[OpenAFS-devel] afs-nfs translator

Jeffrey Hutzelman jhutz@cmu.edu
Tue, 15 May 2001 21:14:53 -0400 (EDT)


On 14 May 2001, Derek Atkins wrote:

> Production setting?  Uh, I would certainly hope not.  The NFS
> side of the protocol is completely insecure and could easily
> be hacked.  Also, the translator has never, IMHO, been a stable
> product.  It's been useful to me in rare occasions when I've
> had a machine without an AFS client, but I would never, personally,
> use a translator-based client for my real files.  I've lost way
> too much data to the translator failing at just the wrong time.

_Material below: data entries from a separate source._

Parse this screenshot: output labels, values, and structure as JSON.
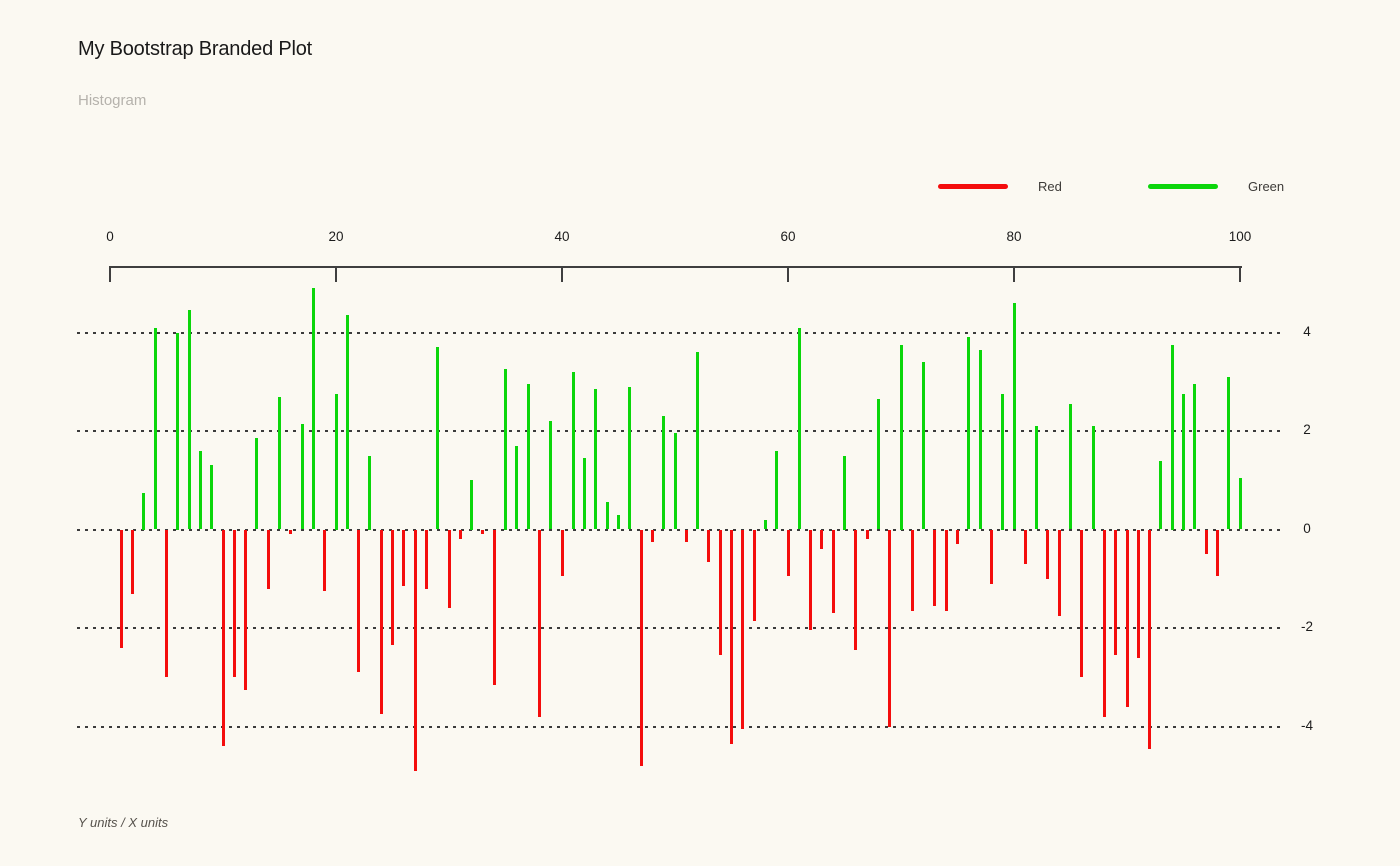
{
  "chart_data": {
    "type": "bar",
    "variant": "stem-histogram, thin vertical bars from zero baseline",
    "title": "My Bootstrap Branded Plot",
    "subtitle": "Histogram",
    "caption": "Y units / X units",
    "legend": [
      {
        "label": "Red",
        "color": "#f40d0d"
      },
      {
        "label": "Green",
        "color": "#0bd60b"
      }
    ],
    "legend_position": "top-right",
    "series_rule": "positive values drawn green, negative values drawn red",
    "x_axis": {
      "position": "top",
      "ticks": [
        0,
        20,
        40,
        60,
        80,
        100
      ],
      "range": [
        0,
        100
      ]
    },
    "y_axis": {
      "position": "right",
      "ticks": [
        4,
        2,
        0,
        -2,
        -4
      ],
      "range": [
        -5,
        5
      ],
      "grid": "dotted"
    },
    "x": [
      1,
      2,
      3,
      4,
      5,
      6,
      7,
      8,
      9,
      10,
      11,
      12,
      13,
      14,
      15,
      16,
      17,
      18,
      19,
      20,
      21,
      22,
      23,
      24,
      25,
      26,
      27,
      28,
      29,
      30,
      31,
      32,
      33,
      34,
      35,
      36,
      37,
      38,
      39,
      40,
      41,
      42,
      43,
      44,
      45,
      46,
      47,
      48,
      49,
      50,
      51,
      52,
      53,
      54,
      55,
      56,
      57,
      58,
      59,
      60,
      61,
      62,
      63,
      64,
      65,
      66,
      67,
      68,
      69,
      70,
      71,
      72,
      73,
      74,
      75,
      76,
      77,
      78,
      79,
      80,
      81,
      82,
      83,
      84,
      85,
      86,
      87,
      88,
      89,
      90,
      91,
      92,
      93,
      94,
      95,
      96,
      97,
      98,
      99,
      100
    ],
    "values": [
      -2.4,
      -1.3,
      0.75,
      4.1,
      -3.0,
      4.0,
      4.45,
      1.6,
      1.3,
      -4.4,
      -3.0,
      -3.25,
      1.85,
      -1.2,
      2.7,
      -0.1,
      2.15,
      4.9,
      -1.25,
      2.75,
      4.35,
      -2.9,
      1.5,
      -3.75,
      -2.35,
      -1.15,
      -4.9,
      -1.2,
      3.7,
      -1.6,
      -0.2,
      1.0,
      -0.1,
      -3.15,
      3.25,
      1.7,
      2.95,
      -3.8,
      2.2,
      -0.95,
      3.2,
      1.45,
      2.85,
      0.55,
      0.3,
      2.9,
      -4.8,
      -0.25,
      2.3,
      1.95,
      -0.25,
      3.6,
      -0.65,
      -2.55,
      -4.35,
      -4.05,
      -1.85,
      0.2,
      1.6,
      -0.95,
      4.1,
      -2.05,
      -0.4,
      -1.7,
      1.5,
      -2.45,
      -0.2,
      2.65,
      -4.0,
      3.75,
      -1.65,
      3.4,
      -1.55,
      -1.65,
      -0.3,
      3.9,
      3.65,
      -1.1,
      2.75,
      4.6,
      -0.7,
      2.1,
      -1.0,
      -1.75,
      2.55,
      -3.0,
      2.1,
      -3.8,
      -2.55,
      -3.6,
      -2.6,
      -4.45,
      1.4,
      3.75,
      2.75,
      2.95,
      -0.5,
      -0.95,
      3.1,
      1.05
    ]
  },
  "colors": {
    "background": "#fbf9f2",
    "red": "#f40d0d",
    "green": "#0bd60b",
    "axis": "#3f3f3f",
    "grid": "#3b3b3b",
    "title_text": "#191919",
    "subtitle_text": "#b5b2ac",
    "caption_text": "#56524c",
    "legend_text": "#3d3b38",
    "tick_label_text": "#1c1c1c"
  }
}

I'm unclear on what Art meant by "this method".  I think he may have been
referring to your comments about exporting AFS read-only without the
translator.  I'm actually not convinced this is possible on most
platforms, due to the design of the VFS layer.  You don't need rmtsysd for
read-only access, of course.


We have been using the translator in production for a long time.  We use
it primarily for read-only access to archives and local software during
operating system installs -- most OS installers are happy to install from
NFS, but don't support AFS.  I actually did get the RedHat 5.2 installer
to support AFS installs using an in-memory cache manager, but was not able
to do so with 6.2.  Maybe next time...

In a few cases, we have users with machines which cannot run an AFS cache
manager for some reason.  In these situations, we reluctantly use the
translator, mostly with users logging in to the translator machine to run
knfs (note that setting tokens via rmtsysd is _extremely_ insecure).